In the newest movie adaptation of the iconic character created by writer Jerry Siegel and artist Joe Shuster in the 1938 Action Comics series, adoptive parents Martha (Diane Lane) and Jonathan (Kevin Costner) have taught Clark Kent (Cavill) to hide his true identity, fearful that mankind isn't ready to embrace an alien on Earth. Though absent for all Clark's young life, it falls to his biological father Jor-El (Russell Crowe), who comes to him through virtual computer technology, to educate him on his destiny as the last son of that planet. But when General Zod (Michael Shannon) arrives from Krypton, Superman decides he must help humans defend their planet.
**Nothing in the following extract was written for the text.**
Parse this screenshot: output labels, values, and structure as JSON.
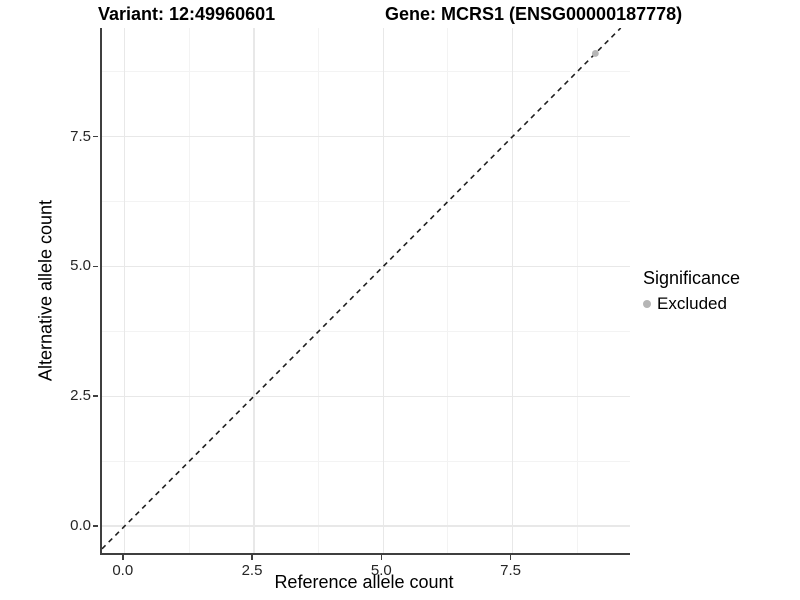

"I think the world is ready for a new Superman, and what is different about this one is that there's a heavy grounding in reality," Cavill says. "Yes, it's a fantastic story in the sense that there's this alien being with powers far beyond anything we've ever experienced as humankind, but how does he feel about that? How does he feel about having grown up being so different and not knowing what he is and why he is and who he is? And is the world going to be OK with his existence when they find out? People get upset about the tiniest of differences with religion and race; imagine if you are so different that you are impossible to even conceive. That must be a scary prospect."